Um die Kristallisation der Lösung auf der Ballonmembran in der gewünschten Konformation zu erreichen, ist die präzise Kontrolle der Kristallisationsbedingungen während der Beschichtung notwendig. Zwei Motoren rotieren hierfür den Draht, auf dem der Ballon aufgespannt ist, damit er von allen Seiten gleichmäßig beschichtet werden kann. Der Beschichtungskopf ist in Abhängigkeit zur Ballonmembran positioniert. Der Beschichtungsprozess erfolgt anschließend sequentiell, unter Rotation des Ballons und gleichzeitiger, bahnweiser Verlagerung des Beschichtungskopfs. Ein integriertes hochauflösendes optisches Oberflächenmessgerät übernimmt die Qualitätskontrolle, indem es konstant die Schichtdicke misst. Der Beschichtungsvorgang dauert in der Regel drei bis fünf Minuten.

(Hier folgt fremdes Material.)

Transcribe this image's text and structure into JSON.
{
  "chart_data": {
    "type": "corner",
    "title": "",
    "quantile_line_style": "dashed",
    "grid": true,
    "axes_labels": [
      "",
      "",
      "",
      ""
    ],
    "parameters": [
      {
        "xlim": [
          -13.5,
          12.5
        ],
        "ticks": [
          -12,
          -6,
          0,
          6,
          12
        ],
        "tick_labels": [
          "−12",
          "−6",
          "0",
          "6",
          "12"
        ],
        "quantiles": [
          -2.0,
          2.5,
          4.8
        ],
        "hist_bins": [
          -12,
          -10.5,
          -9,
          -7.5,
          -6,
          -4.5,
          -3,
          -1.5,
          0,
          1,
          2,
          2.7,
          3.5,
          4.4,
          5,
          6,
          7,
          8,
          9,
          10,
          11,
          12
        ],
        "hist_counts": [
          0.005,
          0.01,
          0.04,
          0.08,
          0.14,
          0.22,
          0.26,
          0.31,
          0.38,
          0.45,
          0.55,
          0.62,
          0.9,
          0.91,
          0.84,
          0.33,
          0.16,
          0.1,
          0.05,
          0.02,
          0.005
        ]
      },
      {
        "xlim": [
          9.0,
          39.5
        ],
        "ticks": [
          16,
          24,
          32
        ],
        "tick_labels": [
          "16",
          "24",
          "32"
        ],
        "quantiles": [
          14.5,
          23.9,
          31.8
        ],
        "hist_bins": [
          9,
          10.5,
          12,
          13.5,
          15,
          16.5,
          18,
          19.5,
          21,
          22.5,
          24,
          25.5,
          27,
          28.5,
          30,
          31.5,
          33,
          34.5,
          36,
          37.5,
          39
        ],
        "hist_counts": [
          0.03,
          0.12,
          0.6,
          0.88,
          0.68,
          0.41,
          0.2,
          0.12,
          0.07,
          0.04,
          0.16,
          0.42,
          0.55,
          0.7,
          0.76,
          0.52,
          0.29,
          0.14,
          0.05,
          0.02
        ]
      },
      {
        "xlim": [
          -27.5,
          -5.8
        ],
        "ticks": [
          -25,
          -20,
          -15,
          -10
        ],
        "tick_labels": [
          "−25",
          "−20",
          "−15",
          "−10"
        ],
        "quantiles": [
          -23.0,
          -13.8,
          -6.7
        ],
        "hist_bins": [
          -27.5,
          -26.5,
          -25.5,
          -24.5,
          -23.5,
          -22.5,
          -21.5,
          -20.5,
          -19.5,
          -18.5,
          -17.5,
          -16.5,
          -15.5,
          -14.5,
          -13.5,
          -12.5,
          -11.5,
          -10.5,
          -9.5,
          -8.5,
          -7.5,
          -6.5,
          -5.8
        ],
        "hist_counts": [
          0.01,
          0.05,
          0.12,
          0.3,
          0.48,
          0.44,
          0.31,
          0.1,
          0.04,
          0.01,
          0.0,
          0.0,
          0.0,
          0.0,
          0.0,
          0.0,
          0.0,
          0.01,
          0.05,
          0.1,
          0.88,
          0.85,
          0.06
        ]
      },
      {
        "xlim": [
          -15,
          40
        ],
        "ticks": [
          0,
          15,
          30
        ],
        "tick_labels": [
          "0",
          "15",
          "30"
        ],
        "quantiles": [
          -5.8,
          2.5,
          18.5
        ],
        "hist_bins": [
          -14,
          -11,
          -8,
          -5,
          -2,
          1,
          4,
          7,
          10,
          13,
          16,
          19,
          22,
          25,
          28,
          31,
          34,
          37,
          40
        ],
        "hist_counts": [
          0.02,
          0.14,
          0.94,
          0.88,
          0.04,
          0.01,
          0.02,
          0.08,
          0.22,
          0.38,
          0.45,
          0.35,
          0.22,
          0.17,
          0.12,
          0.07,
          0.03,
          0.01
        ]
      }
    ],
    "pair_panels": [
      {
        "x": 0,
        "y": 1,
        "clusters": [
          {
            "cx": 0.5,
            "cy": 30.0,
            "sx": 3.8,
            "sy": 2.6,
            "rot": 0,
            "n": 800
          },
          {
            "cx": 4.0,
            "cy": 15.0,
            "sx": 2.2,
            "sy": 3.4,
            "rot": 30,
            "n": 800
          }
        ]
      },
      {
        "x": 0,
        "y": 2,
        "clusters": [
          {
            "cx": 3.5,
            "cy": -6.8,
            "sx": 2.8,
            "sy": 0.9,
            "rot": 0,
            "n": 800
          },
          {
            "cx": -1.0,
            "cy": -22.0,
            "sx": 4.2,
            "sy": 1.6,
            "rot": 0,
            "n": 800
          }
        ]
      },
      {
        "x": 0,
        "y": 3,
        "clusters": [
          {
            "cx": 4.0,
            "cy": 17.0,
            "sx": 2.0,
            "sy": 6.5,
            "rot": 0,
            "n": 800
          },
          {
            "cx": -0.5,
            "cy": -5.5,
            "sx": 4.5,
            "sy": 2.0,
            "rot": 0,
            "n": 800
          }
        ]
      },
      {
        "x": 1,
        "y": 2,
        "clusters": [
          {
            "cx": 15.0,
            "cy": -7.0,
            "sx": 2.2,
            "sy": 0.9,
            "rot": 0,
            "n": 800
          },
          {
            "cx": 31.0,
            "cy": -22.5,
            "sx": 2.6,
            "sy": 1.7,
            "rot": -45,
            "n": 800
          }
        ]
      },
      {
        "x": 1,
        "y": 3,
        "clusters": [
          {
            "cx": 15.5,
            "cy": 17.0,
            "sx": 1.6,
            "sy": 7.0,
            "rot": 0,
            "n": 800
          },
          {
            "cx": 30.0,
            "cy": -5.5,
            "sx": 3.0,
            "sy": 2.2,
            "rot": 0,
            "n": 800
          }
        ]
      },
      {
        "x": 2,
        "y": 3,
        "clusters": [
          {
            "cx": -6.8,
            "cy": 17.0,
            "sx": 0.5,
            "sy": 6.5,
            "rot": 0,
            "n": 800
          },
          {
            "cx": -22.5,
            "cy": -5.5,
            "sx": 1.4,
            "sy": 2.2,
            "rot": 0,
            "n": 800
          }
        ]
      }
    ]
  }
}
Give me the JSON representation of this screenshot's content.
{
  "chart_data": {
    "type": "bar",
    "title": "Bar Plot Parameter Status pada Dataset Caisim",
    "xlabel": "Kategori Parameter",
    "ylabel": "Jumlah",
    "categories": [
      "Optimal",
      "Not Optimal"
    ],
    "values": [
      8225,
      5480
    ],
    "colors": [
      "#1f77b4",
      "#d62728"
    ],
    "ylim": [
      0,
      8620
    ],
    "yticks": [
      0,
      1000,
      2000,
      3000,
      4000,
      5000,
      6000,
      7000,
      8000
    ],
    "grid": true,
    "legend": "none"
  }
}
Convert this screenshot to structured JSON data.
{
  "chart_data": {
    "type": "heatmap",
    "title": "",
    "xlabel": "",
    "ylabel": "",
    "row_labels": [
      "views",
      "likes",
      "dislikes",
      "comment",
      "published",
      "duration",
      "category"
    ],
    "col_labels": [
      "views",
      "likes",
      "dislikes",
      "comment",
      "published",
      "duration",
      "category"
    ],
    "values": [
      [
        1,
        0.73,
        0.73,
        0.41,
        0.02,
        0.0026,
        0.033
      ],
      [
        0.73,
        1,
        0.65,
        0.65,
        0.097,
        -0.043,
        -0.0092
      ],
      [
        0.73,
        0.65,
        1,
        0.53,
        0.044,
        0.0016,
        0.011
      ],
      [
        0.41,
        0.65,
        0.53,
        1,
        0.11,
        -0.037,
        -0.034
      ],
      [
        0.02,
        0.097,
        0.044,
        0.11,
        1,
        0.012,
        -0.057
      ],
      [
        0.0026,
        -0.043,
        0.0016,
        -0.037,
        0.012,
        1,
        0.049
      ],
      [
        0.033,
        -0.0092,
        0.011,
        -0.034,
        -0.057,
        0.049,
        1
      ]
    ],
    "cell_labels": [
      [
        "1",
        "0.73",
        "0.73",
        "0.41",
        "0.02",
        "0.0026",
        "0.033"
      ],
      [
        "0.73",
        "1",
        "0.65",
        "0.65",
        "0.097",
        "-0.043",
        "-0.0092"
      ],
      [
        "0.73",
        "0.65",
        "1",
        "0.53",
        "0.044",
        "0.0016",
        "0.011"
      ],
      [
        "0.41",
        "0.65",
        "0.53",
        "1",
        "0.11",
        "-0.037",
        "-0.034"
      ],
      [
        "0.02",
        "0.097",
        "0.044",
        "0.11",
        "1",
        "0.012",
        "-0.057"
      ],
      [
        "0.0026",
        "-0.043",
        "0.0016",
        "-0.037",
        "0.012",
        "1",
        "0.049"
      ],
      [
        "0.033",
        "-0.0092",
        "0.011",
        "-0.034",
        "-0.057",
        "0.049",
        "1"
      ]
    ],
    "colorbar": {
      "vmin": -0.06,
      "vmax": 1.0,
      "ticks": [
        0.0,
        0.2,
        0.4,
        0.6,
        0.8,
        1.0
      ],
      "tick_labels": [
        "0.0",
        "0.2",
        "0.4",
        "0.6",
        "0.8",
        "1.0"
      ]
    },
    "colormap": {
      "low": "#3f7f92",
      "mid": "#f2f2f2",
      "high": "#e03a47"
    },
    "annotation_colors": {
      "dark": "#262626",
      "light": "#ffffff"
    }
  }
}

Der Durchsatz lässt sich im Vergleich zum manuellen Verfahren massiv erhöhen. Vorteile sind die Prozesssicherheit und die Qualitätskontrolle durch das Messgerät. Derzeit optimieren die Forscherinnen und Forscher den Prototyp. In einem weiteren Schritt wird die Wirksamkeit der Ballons in In-vivo-Studien getestet. Der Beschichtungsautomat soll Anfang 2023 marktreif sein.